The basic facts here check out. Optum reported 250 billion in revenue for 2023, making Conway’s characterization accurate within rounding. OptumRx is indeed one of the big three PBMs alongside CVS Caremark and Express Scripts, collectively controlling roughly 80% of the prescription market. Cuban launched Cost Plus Drugs in 2022 with a transparent pricing model showing acquisition cost plus 15% markup plus pharmacy fees. What neither mentioned is that Cost Plus primarily focuses on generic and specialty generic drugs, with limited brand coverage because manufacturers have largely refused to contract with them, a point Conway would later dance around.

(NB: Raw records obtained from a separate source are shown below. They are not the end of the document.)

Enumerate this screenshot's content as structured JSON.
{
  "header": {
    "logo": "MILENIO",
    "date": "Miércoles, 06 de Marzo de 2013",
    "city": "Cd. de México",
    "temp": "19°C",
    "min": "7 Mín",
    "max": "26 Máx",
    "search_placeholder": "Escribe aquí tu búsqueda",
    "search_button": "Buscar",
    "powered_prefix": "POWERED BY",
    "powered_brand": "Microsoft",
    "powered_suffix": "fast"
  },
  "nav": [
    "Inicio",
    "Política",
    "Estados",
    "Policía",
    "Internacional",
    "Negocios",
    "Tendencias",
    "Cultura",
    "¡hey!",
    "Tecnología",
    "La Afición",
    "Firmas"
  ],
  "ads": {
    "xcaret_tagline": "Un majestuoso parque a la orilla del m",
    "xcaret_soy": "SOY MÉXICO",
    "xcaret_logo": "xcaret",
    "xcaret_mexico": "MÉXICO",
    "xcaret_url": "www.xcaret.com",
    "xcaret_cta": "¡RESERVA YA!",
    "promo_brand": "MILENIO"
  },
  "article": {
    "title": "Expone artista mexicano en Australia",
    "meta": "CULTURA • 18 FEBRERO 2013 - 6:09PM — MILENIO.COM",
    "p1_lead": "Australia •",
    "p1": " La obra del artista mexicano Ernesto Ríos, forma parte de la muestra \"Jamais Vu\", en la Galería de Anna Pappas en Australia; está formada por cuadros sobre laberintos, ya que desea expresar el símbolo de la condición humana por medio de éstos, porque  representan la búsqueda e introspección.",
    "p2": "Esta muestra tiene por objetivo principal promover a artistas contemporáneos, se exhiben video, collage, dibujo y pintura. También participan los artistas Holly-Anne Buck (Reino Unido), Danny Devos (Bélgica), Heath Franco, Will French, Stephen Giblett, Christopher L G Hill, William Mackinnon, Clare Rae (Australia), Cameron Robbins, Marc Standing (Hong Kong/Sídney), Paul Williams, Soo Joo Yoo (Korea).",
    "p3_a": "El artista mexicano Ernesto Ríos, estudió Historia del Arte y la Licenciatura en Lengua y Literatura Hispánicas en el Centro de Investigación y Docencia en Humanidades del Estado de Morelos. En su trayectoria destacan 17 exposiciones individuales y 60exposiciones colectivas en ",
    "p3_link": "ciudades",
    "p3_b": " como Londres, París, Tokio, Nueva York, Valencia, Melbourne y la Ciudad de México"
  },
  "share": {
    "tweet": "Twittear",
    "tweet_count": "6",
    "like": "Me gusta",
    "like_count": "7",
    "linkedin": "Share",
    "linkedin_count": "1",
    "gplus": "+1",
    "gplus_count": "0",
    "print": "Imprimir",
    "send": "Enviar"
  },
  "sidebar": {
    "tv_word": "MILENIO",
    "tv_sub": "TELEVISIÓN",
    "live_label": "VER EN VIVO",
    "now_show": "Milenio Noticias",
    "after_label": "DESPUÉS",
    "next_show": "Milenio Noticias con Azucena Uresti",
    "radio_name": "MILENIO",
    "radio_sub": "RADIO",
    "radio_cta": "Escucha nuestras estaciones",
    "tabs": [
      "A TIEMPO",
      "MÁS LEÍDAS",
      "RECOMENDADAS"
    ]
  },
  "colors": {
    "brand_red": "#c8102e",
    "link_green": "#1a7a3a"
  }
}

Conway came prepared with talking points about clinical programs, rebate passthrough, and cost-based reimbursement for independent pharmacies. Cuban came prepared to challenge every single claim with the kind of specificity that only comes from actually trying to sell drugs to employers who have OptumRx contracts. The result was a transcript that reveals more about how the pharmacy benefit management system actually works than a dozen white papers or congressional testimonies.

What makes this debate valuable for health tech investors and entrepreneurs is not the spectacle, though there was plenty of that. The value lies in watching two smart operators with different business models argue over specific mechanisms. When Cuban asks why patients pay different prices for the same drug, or why OptumRx needs price comparison tools if everything is already at net price, these are not gotcha questions. They are fundamental questions about market structure that every founder building in the pharmacy space needs to understand.

The Core Disagreement on Rebates and Net Pricing

Conway opened by explaining that OptumRx negotiated over 50 billion dollars in discounts and rebates last year, and that OptumRx is the only large PBM that announced 100% rebate passthrough to clients. This sounds straightforward until you start pulling the thread. The 50 billion dollar figure is likely accurate based on OptumRx’s market share and total rebate dollars in the system, which the USC Schaeffer Center estimates at around 240 billion annually across all PBMs. The claim about being the only large PBM with 100% passthrough needs more scrutiny. Prime Therapeutics announced a similar model earlier, and several smaller PBMs like Navitus have operated on full passthrough for years. What Conway likely means is OptumRx is the only one of the big three to announce this publicly, which is technically true but misleading about the competitive landscape.

Cuban immediately went there, asking about MSR, the group purchasing organization that OptumRx created as a subsidiary, technically based in Delaware but with people in Ireland. The structure matters because it determines where value accrues and who captures it. MSR, or MedImpact Strategic Resources, is real and the Delaware-Ireland structure is real. This setup is common for intellectual property and licensing arrangements that benefit from Irish tax treatment, though OptumRx would argue the location is about accessing European biosimilar markets.

Cuban’s question was direct. If MSR negotiates rebates but no longer keeps any of the money, what is MSR for? Conway explained that group purchasing organizations pool negotiating power to get lower prices, which is true in healthcare and outside healthcare. Every contract coming up for renewal moves to the 100% passthrough model, and they have already moved over 95% of contracts. The 95% claim is impossible to verify without access to OptumRx’s contract database, but the timeline Conway describes, announcing in January 2024 and implementing over a three to four year contract cycle, means many employers signed contracts in 2021-2023 that would not expire until 2024-2027. So the 95% figure would only be plausible if OptumRx is offering contract amendments or buyouts, which they might be doing to get competitive advantage while other PBMs have not made this move.